How could it be tested in principle? Ignoring practical limitations for one second.Would the observation of a black hole forming be a method of establishing this somehow?If this is not the sort of topic intended just tell me to bugger off and I'll stop pestering you.

It can't Because you can't magic mass/energy into and out of existence. All you can do is shift it around. And I don't need to tell you that there is a limit to how fast you shift mass/energy around. Hence the problem...All you can do is look (indirectly) at gravitational waves. These do definitely appear to propegate at the speed of light. Not really. If the Sun collapsed to a black hole today, what gravitational effect would this have on us?

Oh bugger! I see. Yep.At the risk of totally talking out of my arse....(and when did that ever stop anyone round here?).....What if we wormholed the Sun away somehow? Is that an even in principle notion or is it just utter bollocks? I know almost nothing about gravitational waves. I thought they could be indirectly detected by astronomical observations of certain (highly massive) binary star systems. BUT I must admit I did also think that there were experiments in place to try and measure such things directly. Is this not the case? Well roughly 7-8 mins after this event I am "conjecturing" that the earth would be sucked into this black hole?
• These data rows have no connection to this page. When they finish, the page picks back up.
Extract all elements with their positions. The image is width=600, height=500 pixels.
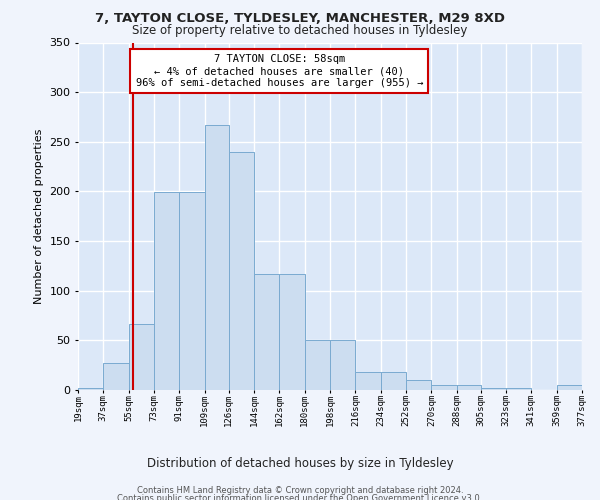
Bar	[481, 388, 506, 390]
Bar	[179, 192, 205, 390]
Text: Contains public sector information licensed under the Open Government Licence v3: Contains public sector information licen…	[118, 494, 482, 500]
Bar	[506, 388, 532, 390]
Bar	[457, 385, 481, 390]
Bar	[78, 388, 103, 390]
Text: 7 TAYTON CLOSE: 58sqm
← 4% of detached houses are smaller (40)
96% of semi-detac: 7 TAYTON CLOSE: 58sqm ← 4% of detached h…	[136, 54, 423, 88]
Bar	[380, 372, 406, 390]
Text: Contains HM Land Registry data © Crown copyright and database right 2024.: Contains HM Land Registry data © Crown c…	[137, 486, 463, 495]
Bar	[205, 125, 229, 390]
Bar	[557, 385, 582, 390]
Text: 7, TAYTON CLOSE, TYLDESLEY, MANCHESTER, M29 8XD: 7, TAYTON CLOSE, TYLDESLEY, MANCHESTER, …	[95, 12, 505, 26]
Bar	[406, 380, 431, 390]
Bar	[280, 274, 305, 390]
Bar	[305, 340, 330, 390]
Bar	[330, 340, 355, 390]
Bar	[254, 274, 280, 390]
Text: Distribution of detached houses by size in Tyldesley: Distribution of detached houses by size …	[146, 458, 454, 470]
Bar	[229, 152, 254, 390]
Bar	[355, 372, 380, 390]
Bar	[128, 324, 154, 390]
Bar	[103, 363, 128, 390]
Text: Size of property relative to detached houses in Tyldesley: Size of property relative to detached ho…	[133, 24, 467, 37]
Bar	[154, 192, 179, 390]
Y-axis label: Number of detached properties: Number of detached properties	[34, 128, 44, 304]
Bar	[431, 385, 457, 390]
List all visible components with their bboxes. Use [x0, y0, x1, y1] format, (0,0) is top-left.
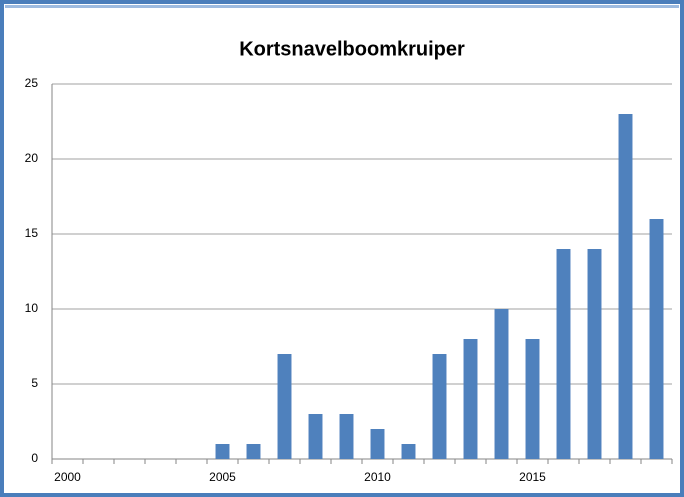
bar	[246, 444, 261, 459]
bar	[215, 444, 230, 459]
y-tick-label: 20	[25, 151, 39, 165]
bar	[649, 219, 664, 459]
bar	[308, 414, 323, 459]
y-tick-label: 5	[31, 376, 38, 390]
x-tick-label: 2000	[54, 470, 81, 484]
y-tick-label: 15	[25, 226, 39, 240]
y-tick-label: 25	[25, 76, 39, 90]
frame-top	[5, 5, 679, 8]
x-tick-label: 2010	[364, 470, 391, 484]
bar	[401, 444, 416, 459]
bar	[370, 429, 385, 459]
y-tick-label: 0	[31, 451, 38, 465]
x-tick-label: 2015	[519, 470, 546, 484]
chart-title: Kortsnavelboomkruiper	[239, 38, 465, 60]
bar	[525, 339, 540, 459]
bar	[463, 339, 478, 459]
bar	[277, 354, 292, 459]
bar	[618, 114, 633, 459]
bar	[432, 354, 447, 459]
bar	[494, 309, 509, 459]
bar	[556, 249, 571, 459]
bar	[339, 414, 354, 459]
x-tick-label: 2005	[209, 470, 236, 484]
bar	[587, 249, 602, 459]
y-tick-label: 10	[25, 301, 39, 315]
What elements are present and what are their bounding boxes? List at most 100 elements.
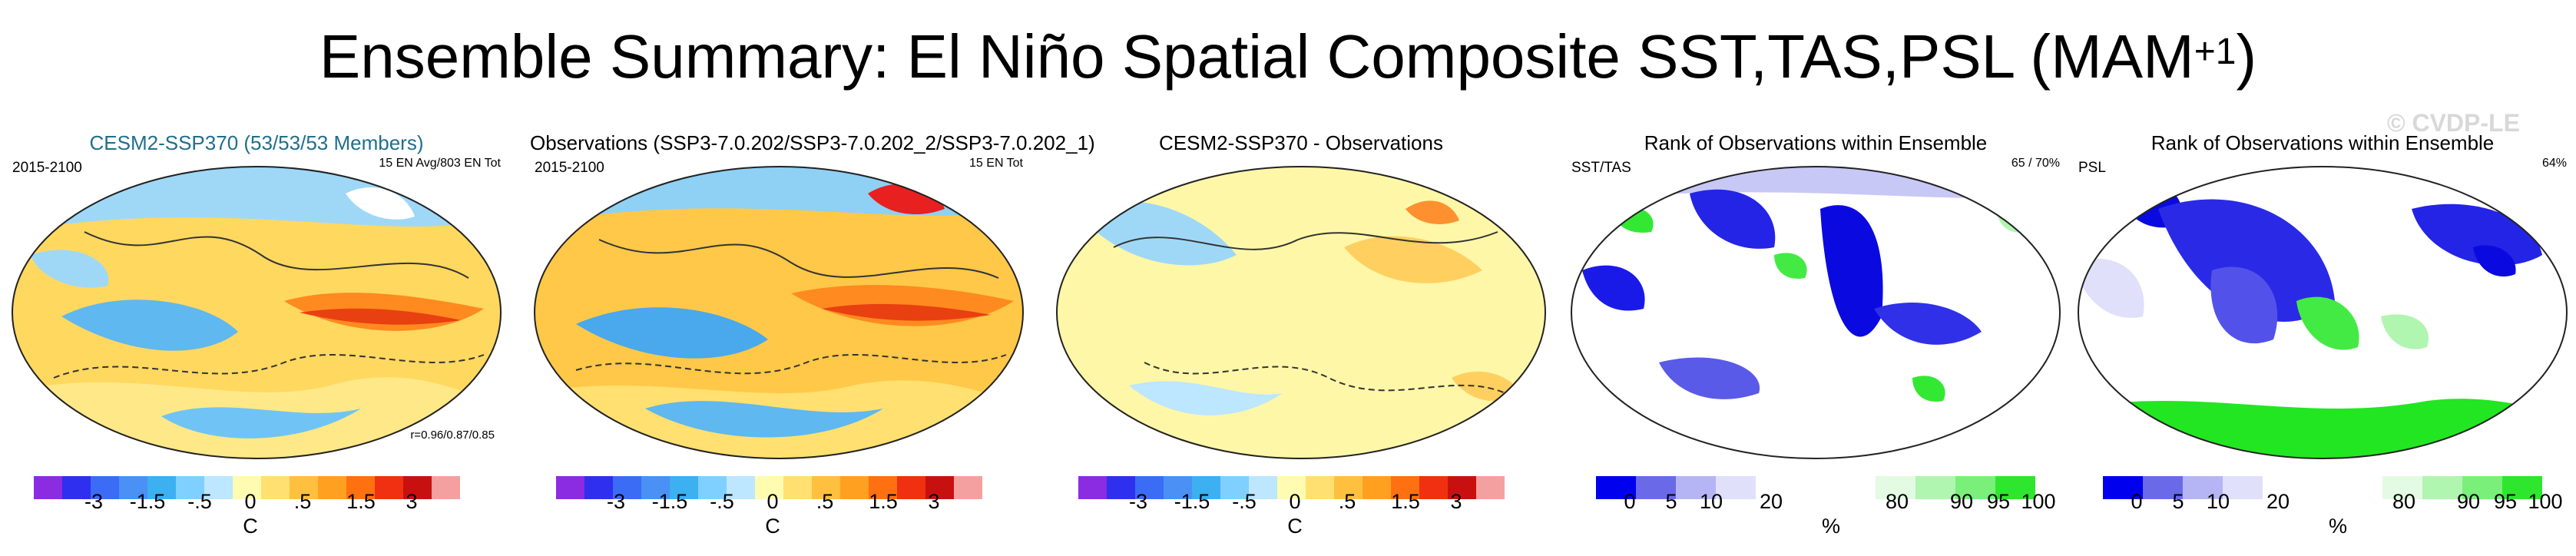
colorbar-tick: -1.5 bbox=[651, 490, 688, 513]
colorbar-tick: 3 bbox=[928, 490, 940, 513]
colorbar-swatch bbox=[2143, 476, 2183, 499]
colorbar-tick: 95 bbox=[1986, 490, 2011, 513]
colorbar-unit: % bbox=[1821, 515, 1841, 538]
period-label: 2015-2100 bbox=[535, 160, 604, 176]
colorbar-swatch bbox=[432, 476, 460, 499]
colorbar-swatch bbox=[1448, 476, 1476, 499]
map-sst-difference bbox=[1056, 166, 1546, 459]
colorbar-tick: -1.5 bbox=[1174, 490, 1210, 513]
colorbar-tick: 10 bbox=[2206, 490, 2230, 513]
colorbar-tick: .5 bbox=[1338, 490, 1356, 513]
colorbar-swatch bbox=[2303, 476, 2343, 499]
colorbar-tick: 3 bbox=[1450, 490, 1462, 513]
percent-label: 64% bbox=[2541, 157, 2567, 170]
colorbar-swatch bbox=[1334, 476, 1362, 499]
colorbar-swatch bbox=[1164, 476, 1192, 499]
colorbar-rank bbox=[1596, 476, 2035, 499]
colorbar-temperature bbox=[34, 476, 460, 499]
colorbar-swatch bbox=[2263, 476, 2303, 499]
colorbar-tick: 80 bbox=[1885, 490, 1909, 513]
colorbar-tick: 10 bbox=[1699, 490, 1723, 513]
colorbar-swatch bbox=[783, 476, 812, 499]
count-label: 15 EN Tot bbox=[969, 157, 1023, 170]
colorbar-temperature bbox=[556, 476, 982, 499]
colorbar-tick: 0 bbox=[1624, 490, 1636, 513]
colorbar-swatch bbox=[1135, 476, 1164, 499]
colorbar-swatch bbox=[840, 476, 869, 499]
map-rank-sst-tas bbox=[1571, 166, 2061, 459]
colorbar-swatch bbox=[1391, 476, 1419, 499]
period-label: 2015-2100 bbox=[12, 160, 82, 176]
panel-title: Observations (SSP3-7.0.202/SSP3-7.0.202_… bbox=[530, 131, 1095, 154]
colorbar-swatch bbox=[62, 476, 91, 499]
panel-title: CESM2-SSP370 - Observations bbox=[1159, 131, 1443, 154]
colorbar-tick: 20 bbox=[2266, 490, 2290, 513]
watermark: © CVDP-LE bbox=[2387, 109, 2520, 137]
colorbar-swatch bbox=[1716, 476, 1756, 499]
colorbar-swatch bbox=[2103, 476, 2143, 499]
main-title-close: ) bbox=[2236, 22, 2257, 91]
colorbar-swatch bbox=[1676, 476, 1716, 499]
colorbar-tick: .5 bbox=[293, 490, 312, 513]
colorbar-swatch bbox=[119, 476, 147, 499]
colorbar-swatch bbox=[1220, 476, 1249, 499]
colorbar-tick: 1.5 bbox=[1391, 490, 1420, 513]
colorbar-swatch bbox=[346, 476, 375, 499]
colorbar-unit: C bbox=[1287, 515, 1303, 538]
colorbar-tick: 80 bbox=[2392, 490, 2416, 513]
colorbar-unit: % bbox=[2328, 515, 2348, 538]
colorbar-swatch bbox=[1596, 476, 1636, 499]
panel-title: Rank of Observations within Ensemble bbox=[1644, 131, 1988, 154]
panel-rank-psl: Rank of Observations within Ensemble PSL… bbox=[2074, 131, 2571, 538]
colorbar-swatch bbox=[176, 476, 204, 499]
colorbar-swatch bbox=[318, 476, 346, 499]
colorbar-tick: 3 bbox=[406, 490, 418, 513]
colorbar-tick: 5 bbox=[2172, 490, 2184, 513]
colorbar-tick: -1.5 bbox=[129, 490, 166, 513]
colorbar-swatch bbox=[1078, 476, 1107, 499]
colorbar-swatch bbox=[584, 476, 613, 499]
colorbar-tick: 95 bbox=[2493, 490, 2518, 513]
colorbar-swatch bbox=[1955, 476, 1995, 499]
colorbar-swatch bbox=[2223, 476, 2263, 499]
colorbar-tick: 100 bbox=[2528, 490, 2563, 513]
colorbar-swatch bbox=[290, 476, 318, 499]
variable-label: PSL bbox=[2078, 160, 2106, 176]
colorbar-swatch bbox=[925, 476, 954, 499]
colorbar-unit: C bbox=[765, 515, 780, 538]
colorbar-tick: .5 bbox=[816, 490, 834, 513]
colorbar-swatch bbox=[755, 476, 783, 499]
colorbar-tick: 20 bbox=[1759, 490, 1783, 513]
colorbar-tick: 1.5 bbox=[869, 490, 898, 513]
colorbar-swatch bbox=[670, 476, 698, 499]
count-label: 15 EN Avg/803 EN Tot bbox=[379, 157, 501, 170]
panel-difference: CESM2-SSP370 - Observations -3 -1.5 -.5 … bbox=[1052, 131, 1550, 538]
colorbar-swatch bbox=[261, 476, 290, 499]
percent-label: 65 / 70% bbox=[2011, 157, 2060, 170]
main-title: Ensemble Summary: El Niño Spatial Compos… bbox=[0, 18, 2576, 95]
colorbar-swatch bbox=[233, 476, 261, 499]
colorbar-tick: -.5 bbox=[710, 490, 734, 513]
colorbar-swatch bbox=[1476, 476, 1505, 499]
colorbar-swatch bbox=[556, 476, 584, 499]
colorbar-swatch bbox=[1306, 476, 1334, 499]
colorbar-swatch bbox=[2502, 476, 2542, 499]
colorbar-tick: -3 bbox=[84, 490, 104, 513]
colorbar-swatch bbox=[812, 476, 840, 499]
colorbar-swatch bbox=[147, 476, 176, 499]
panel-rank-sst-tas: Rank of Observations within Ensemble SST… bbox=[1567, 131, 2064, 538]
colorbar-swatch bbox=[1915, 476, 1955, 499]
correlation-label: r=0.96/0.87/0.85 bbox=[410, 429, 495, 442]
colorbar-swatch bbox=[869, 476, 897, 499]
panel-title: CESM2-SSP370 (53/53/53 Members) bbox=[89, 131, 424, 154]
colorbar-unit: C bbox=[243, 515, 258, 538]
colorbar-swatch bbox=[954, 476, 982, 499]
colorbar-swatch bbox=[204, 476, 233, 499]
map-sst-model bbox=[12, 166, 502, 459]
colorbar-tick: 100 bbox=[2021, 490, 2056, 513]
colorbar-swatch bbox=[1277, 476, 1306, 499]
panel-title: Rank of Observations within Ensemble bbox=[2151, 131, 2495, 154]
colorbar-swatch bbox=[1249, 476, 1277, 499]
panel-model-composite: CESM2-SSP370 (53/53/53 Members) 2015-210… bbox=[8, 131, 505, 538]
colorbar-swatch bbox=[727, 476, 755, 499]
No. The gravitational field here would be just the same as it was. The event horizon of that black hole would be (pure guess here) a few kms only. Outside that we'd just keep orbiting like we do now.

This feels like two kids waving their arms enthusiastically in class to get the teachers attention!!!! No way Nosy!!We have gone from a region of massive but finite density to a region of infinite density. We cannot just keep orbitting unaffected. Can we?The 7-8 mins taken to affect us is the event horizon.Cavediver who is right and who is wrong? Necks are on the line here

Yes it is, but the wormhole is still just an extension of space-time, so the Sun will start moving off through the worm-hole at finite speed, so its gravitational effect will simply diminish, not instantaneously vanish - and of course, the space-time curvature caused by the Sun will be dwarfed by that of the worm-hole that carries it away!! Exactly - and by looking at the enegy loss in those systems, we can calculate the speed of the gravitational waves. Not at all - as Nosy explains...

*We* haven't - we are a long way from the Sun. All we care about is how much mass/energy is contained within our orbital radius. We don't give a damn how dense it is, just so long as it is a spherically symmetric distribution. Blow the Sun up, and as long as the entire debris cloud remains within our radius, and remains spherically symmetric, we'll keep orbiting. Likewise, should the Sun collapse. The only difference the collapse will make is that we can know get much closer to the interesting parts of the Solar space-time: r=2M (the event horizon, about 3km for the Sun), and r=0 (the singularity). Normally, we cannot encounter these regions of space-time as they don't exist, as the Sun occupies that space.